We see Jesus as the embodiment of peace throughout this holy week. Knowing his death was to come he calmly washes the disciples feet, falsely accused before Pilate he keeps his peace, even on the cross cruelly dying he has the peace of mind to remember his mother’s need, to forgive those who murder him and to offer hope to the criminal beside him.
We can claim for ourselves this peace at such a time of anxiety as we face with Covid 19. To have the same mind that was in Christ Jesus is to know that even if we are a little fearful (and it’s okay to be) we have in Jesus a source of eternal peace.
No virus can take Christ’s presence from us.
One of the great advances in counselling over the last few decades is a modality called cognitive behaviour therapy. I can’t claim to be an expert but in essence the cunning scientists have discovered that we can be the air traffic controller of our own mental airport. We can direct the mental traffic of our world.
When we find ourselves getting anxious, we can claim God’s peace. When we find ourselves getting fearful for the future, we can claim the calmness of Jesus before Pilate, when we find ourselves getting upset or troubled, we can claim the peace that Jesus came to give us. That is a peace which passes all human understanding. In short, we can have the same mind that was in Christ Jesus.

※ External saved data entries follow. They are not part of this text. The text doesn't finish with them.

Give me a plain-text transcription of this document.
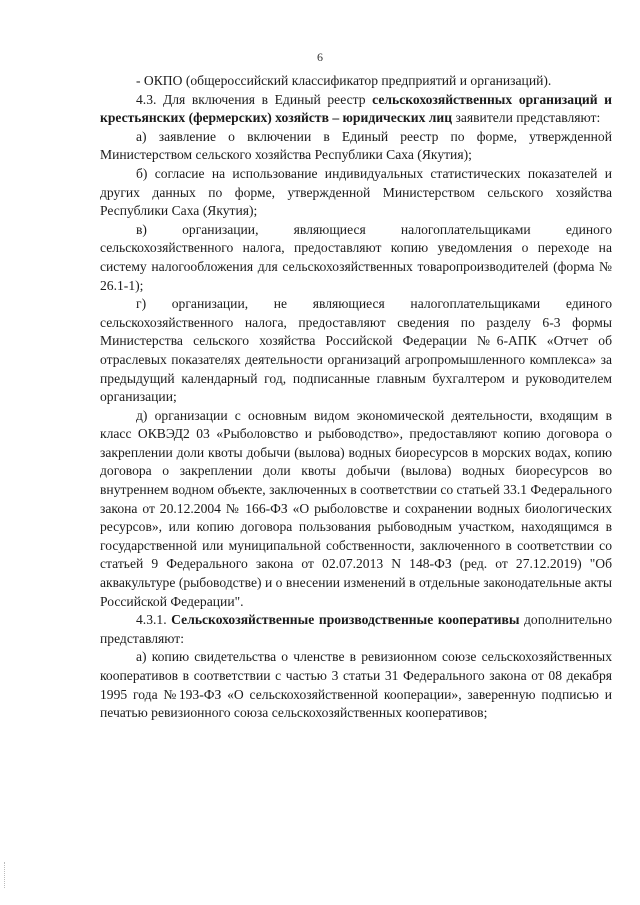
6

- ОКПО (общероссийский классификатор предприятий и организаций).

4.3. Для включения в Единый реестр сельскохозяйственных организаций и крестьянских (фермерских) хозяйств – юридических лиц заявители представляют:

а) заявление о включении в Единый реестр по форме, утвержденной Министерством сельского хозяйства Республики Саха (Якутия);

б) согласие на использование индивидуальных статистических показателей и других данных по форме, утвержденной Министерством сельского хозяйства Республики Саха (Якутия);

в) организации, являющиеся налогоплательщиками единого сельскохозяйственного налога, предоставляют копию уведомления о переходе на систему налогообложения для сельскохозяйственных товаропроизводителей (форма № 26.1-1);

г) организации, не являющиеся налогоплательщиками единого сельскохозяйственного налога, предоставляют сведения по разделу 6-3 формы Министерства сельского хозяйства Российской Федерации №6-АПК «Отчет об отраслевых показателях деятельности организаций агропромышленного комплекса» за предыдущий календарный год, подписанные главным бухгалтером и руководителем организации;

д) организации с основным видом экономической деятельности, входящим в класс ОКВЭД2 03 «Рыболовство и рыбоводство», предоставляют копию договора о закреплении доли квоты добычи (вылова) водных биоресурсов в морских водах, копию договора о закреплении доли квоты добычи (вылова) водных биоресурсов во внутреннем водном объекте, заключенных в соответствии со статьей 33.1 Федерального закона от 20.12.2004 № 166-ФЗ «О рыболовстве и сохранении водных биологических ресурсов», или копию договора пользования рыбоводным участком, находящимся в государственной или муниципальной собственности, заключенного в соответствии со статьей 9 Федерального закона от 02.07.2013 N 148-ФЗ (ред. от 27.12.2019) "Об аквакультуре (рыбоводстве) и о внесении изменений в отдельные законодательные акты Российской Федерации".

4.3.1. Сельскохозяйственные производственные кооперативы дополнительно представляют:

а) копию свидетельства о членстве в ревизионном союзе сельскохозяйственных кооперативов в соответствии с частью 3 статьи 31 Федерального закона от 08 декабря 1995 года №193-ФЗ «О сельскохозяйственной кооперации», заверенную подписью и печатью ревизионного союза сельскохозяйственных кооперативов;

This was the choice that Kent Brantly took in July 2014. Kent was a medical missionary in Liberia. He was part of the team waging war on one of the cruellest of viruses – the Ebola virus. The epidemic was killing thousands. Kent knew the risks he faced. He had treated hundreds of people. So he knew exactly what he had when the symptoms hit him. He took the test and put himself in isolation to await the result. He was literally alone. His wife and family where far across the seas. Alone he opened his Bible. What passage could he find to sustain him. His Bible opened at Hebrews, “Let us then approach the throne of grace with confidence so that we may receive mercy and find grace in our time of need”. The next three days brought unrelenting discomfort and the test came back positive. He phoned Amber his wife. She began to cry. They talked for a while, but Kent had no strength to carry on the conversation. Amber went to her room and wept. She could find no words to pray so she simply used a hymn she had learnt as a child.
There is no shadow of turning with thee
Thou changest not, thy compassions, they fail not
as thou hast been thou forever will be.
Kent was returned home and within a few days his strength began to return. Within a week he walked out of hospital much to the rejoicing of his family. Amber wrote later in her dairy that they had won their battle with Ebola but just as importantly, by putting on the mind of Christ, they had won another battle too. They had won the battle with another virus. The virus of anxiety and panic. Of course, they were fearful, but they had claimed the peace of Christ.
Today in this extraordinary time we are invited to be the air traffic controller of our own mental airport. We are invited to put on the mind of Christ Jesus and to claim the peace which is his gift.